Keep in mind, that this would be overunity. We know that overunity does not exist, at the current time, in technology. Rather, what's happening here, is that with the aide of suction (generated by other means), the boundary layer is slowed and kept in an inswept area (concave shape) to allow that pressure to have some effect on the capsule at large. The gross effect appears to be thrust, but the net effect (forward pressure (fP) minus rearward pressure (rP)) would obviously not be. However, the net effect, after subtraction of the opposing forces, would yield that less power be needed to overcome drag from a mechanical source. If there is high pressure somewhere, there is not low pressure in that same place, and most of drag is the wake, or low pressure area.

So, looking at the formula:

fP - rP = net effect.

If we can calculate that the pressure at fP is 200 lbs, and the pressure at rP is 100lbs, then the formula becomes:

200 - 100 = 100

The net effect is a reduction in the mechanical force necessary, to 100 lbs, to defeat fP.

Where the design still fails is:

The design still requires that a vacuum be produced to adhere the boundary layer to the concave surface of the capsule.

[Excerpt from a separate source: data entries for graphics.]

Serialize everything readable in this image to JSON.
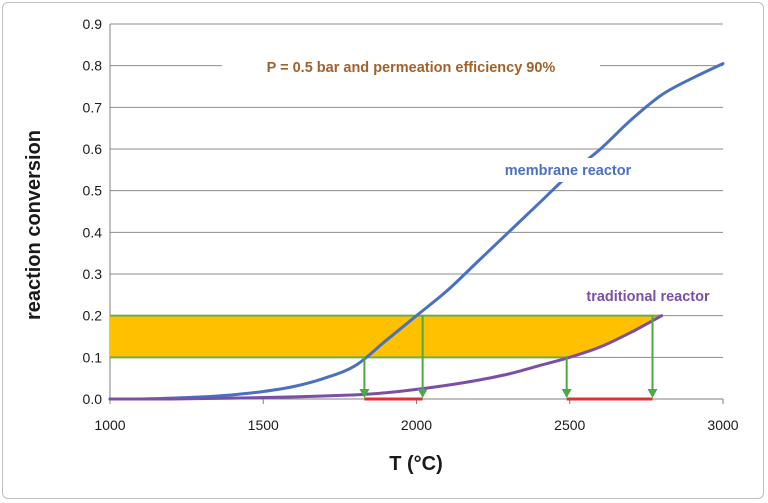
{
  "chart_data": {
    "type": "line",
    "title": "",
    "xlabel": "T (°C)",
    "ylabel": "reaction conversion",
    "xlim": [
      1000,
      3000
    ],
    "ylim": [
      0,
      0.9
    ],
    "x_ticks": [
      1000,
      1500,
      2000,
      2500,
      3000
    ],
    "y_ticks": [
      "0.0",
      "0.1",
      "0.2",
      "0.3",
      "0.4",
      "0.5",
      "0.6",
      "0.7",
      "0.8",
      "0.9"
    ],
    "grid": "horizontal",
    "series": [
      {
        "name": "membrane reactor",
        "color": "#4a70c0",
        "x": [
          1000,
          1100,
          1200,
          1300,
          1400,
          1500,
          1600,
          1700,
          1800,
          1900,
          2000,
          2100,
          2200,
          2300,
          2400,
          2500,
          2600,
          2700,
          2800,
          2900,
          3000
        ],
        "y": [
          0.0,
          0.0,
          0.002,
          0.005,
          0.01,
          0.018,
          0.03,
          0.05,
          0.08,
          0.14,
          0.2,
          0.26,
          0.33,
          0.4,
          0.47,
          0.54,
          0.6,
          0.67,
          0.73,
          0.77,
          0.805
        ]
      },
      {
        "name": "traditional reactor",
        "color": "#7b4fa8",
        "x": [
          1000,
          1200,
          1400,
          1600,
          1800,
          1900,
          2000,
          2100,
          2200,
          2300,
          2400,
          2500,
          2600,
          2700,
          2800
        ],
        "y": [
          0.0,
          0.0,
          0.002,
          0.005,
          0.01,
          0.015,
          0.023,
          0.033,
          0.045,
          0.06,
          0.08,
          0.1,
          0.125,
          0.16,
          0.2
        ]
      }
    ],
    "band": {
      "from": 0.1,
      "to": 0.2,
      "fill": "#ffc000",
      "edge": "#70ad47"
    },
    "markers": {
      "color": "#4ea847",
      "arrows": [
        {
          "x": 1830,
          "y_from": 0.1,
          "y_to": 0.0
        },
        {
          "x": 2020,
          "y_from": 0.2,
          "y_to": 0.0
        },
        {
          "x": 2490,
          "y_from": 0.1,
          "y_to": 0.0
        },
        {
          "x": 2770,
          "y_from": 0.2,
          "y_to": 0.0
        }
      ],
      "ranges": [
        {
          "from": 1830,
          "to": 2020
        },
        {
          "from": 2490,
          "to": 2770
        }
      ],
      "range_color": "#e03030"
    },
    "annotations": {
      "conditions": "P = 0.5 bar and permeation efficiency 90%",
      "conditions_color": "#a0622d",
      "membrane_label": "membrane reactor",
      "membrane_label_color": "#4a70c0",
      "traditional_label": "traditional reactor",
      "traditional_label_color": "#7b4fa8"
    }
  }
}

This vacuum is being generated by mechanical means, at a cost to efficiency, also partially canceling the effective reduction in fuel used to move the vehicle.

The actual effect of the current design is to move fuel use from one job to another. However, since optimal vacuum can be generated with an engine running at peak efficiency on a constant basis, there might still be fuel savings created, if the systems are isolated from each other. (The optimal vacuum obviously depends on speed of the boundary layer, and thus would only be "optimal" at a small range of speeds... like 60 MPH, if applied to passenger cars... or 500 MPH, if applied to jets.)